A true goal of machine intelligence and learning is not to equal or exceed human intelligence, but to become the last and the best of “general purpose technologies” (GPTs), the engine drive of the Industry 4.0.
The First Industrial Revolution used water and steam power to mechanize production. The Second Industrial Revolution used electric power to create mass production.
The Third Industrial Revolution used electronics and information technology to automate production.
Now a Fourth Industrial Revolution is building on the Third, the digital revolution that has been occurring since the middle of the last century.
The COVID-19 pandemic serves as a boundary line between the Industry 3.0 and the Industry 4.0, which is marked by velocity, scope, and systems impact.

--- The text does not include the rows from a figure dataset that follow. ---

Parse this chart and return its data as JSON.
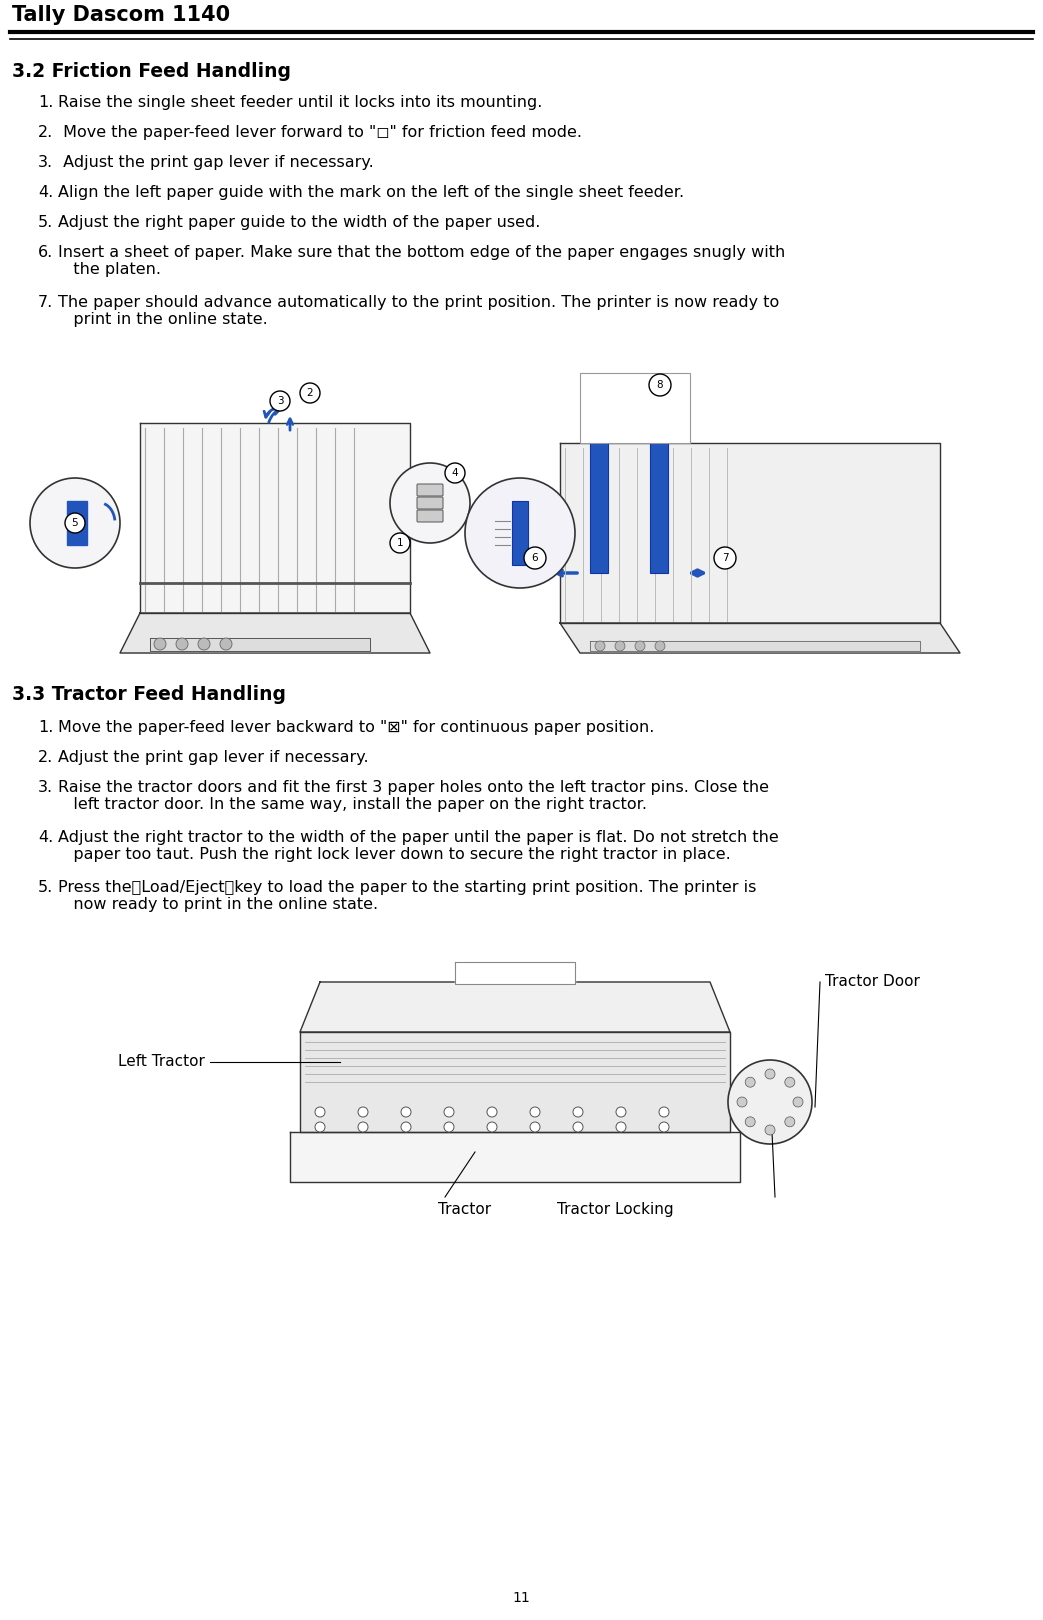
{
  "title": "Tally Dascom 1140",
  "section1_title": "3.2 Friction Feed Handling",
  "section1_items": [
    {
      "num": "1.",
      "text": "Raise the single sheet feeder until it locks into its mounting."
    },
    {
      "num": "2.",
      "text": " Move the paper-feed lever forward to \"◻\" for friction feed mode."
    },
    {
      "num": "3.",
      "text": " Adjust the print gap lever if necessary."
    },
    {
      "num": "4.",
      "text": "Align the left paper guide with the mark on the left of the single sheet feeder."
    },
    {
      "num": "5.",
      "text": "Adjust the right paper guide to the width of the paper used."
    },
    {
      "num": "6.",
      "text": "Insert a sheet of paper. Make sure that the bottom edge of the paper engages snugly with\n   the platen."
    },
    {
      "num": "7.",
      "text": "The paper should advance automatically to the print position. The printer is now ready to\n   print in the online state."
    }
  ],
  "section2_title": "3.3 Tractor Feed Handling",
  "section2_items": [
    {
      "num": "1.",
      "text": "Move the paper-feed lever backward to \"⊠\" for continuous paper position."
    },
    {
      "num": "2.",
      "text": "Adjust the print gap lever if necessary."
    },
    {
      "num": "3.",
      "text": "Raise the tractor doors and fit the first 3 paper holes onto the left tractor pins. Close the\n   left tractor door. In the same way, install the paper on the right tractor."
    },
    {
      "num": "4.",
      "text": "Adjust the right tractor to the width of the paper until the paper is flat. Do not stretch the\n   paper too taut. Push the right lock lever down to secure the right tractor in place."
    },
    {
      "num": "5.",
      "text": "Press the【Load/Eject】key to load the paper to the starting print position. The printer is\n   now ready to print in the online state."
    }
  ],
  "page_number": "11",
  "bg_color": "#ffffff",
  "text_color": "#000000",
  "title_fontsize": 15,
  "section_fontsize": 13.5,
  "body_fontsize": 11.5,
  "left_tractor_label": "Left Tractor",
  "tractor_door_label": "Tractor Door",
  "tractor_label": "Tractor",
  "tractor_locking_label": "Tractor Locking",
  "blue": "#2255bb",
  "darkblue": "#1133aa",
  "lightgray": "#f0f0f0",
  "midgray": "#888888",
  "darkgray": "#333333"
}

The Fourth Industrial Revolution is a fusion of advances in AI, robotics, the Internet of Things (IoT), 3D printing, genetic engineering, quantum computing, and other technologies, all as an Integrated Human-Machine Intelligence and Learning, HMIL, Global Cyber-Human Intelligence, or simply Superintelligence, which engineering implies melding most emerging technologies:
HMIL = AI + ML + DL + NLU + 6G+ Bio-, Nano-, Cognitive engineering + Robotics + SC, QC + the Internet of Everything + MME, BCE + Human Minds = Encyclopedic Intelligence = Real I = Global [Human Mind - Machine] Intelligence = Global Supermind = Superintelligence
It is certainly that a super-intelligence is emerging as the fundamental technology of the future, a “general purpose technology” (GPT) to all modern engineering and machinery, including ICT, IoT, Solar or Green Energy Systems, Robotics, Automation, etc.
GPTs are technologies that can affect an entire economy at a global level, revolutionizing societies through their impact on pre-existing economic and social structures.
GPTs' examples: the steam engine, railroad, interchangeable parts and mass production, electricity, electronics, material handling, mechanization, nuclear energy control theory (automation), the automobile, the computer, the Internet, medicine, space industries, robotics, software automation and artificial intelligence.
The four most important GPTs of the last two centuries were the steam engine, electric power, information technology (IT), and artificial intelligence (AI) but as HMIL, Human-Machine Intelligence and Learning.
And the time between invention and implementation has been shrinking, cutting in half with each GPT wave. The time between invention and widespread use for steam engines was about 80 years; 40 years for electricity, and about 20 years for IT.
Now the implementation lag for the Superintelligence-HMIL-GPT technologies will be about 5 years, giving rise to meta-disciplinary science and engineering.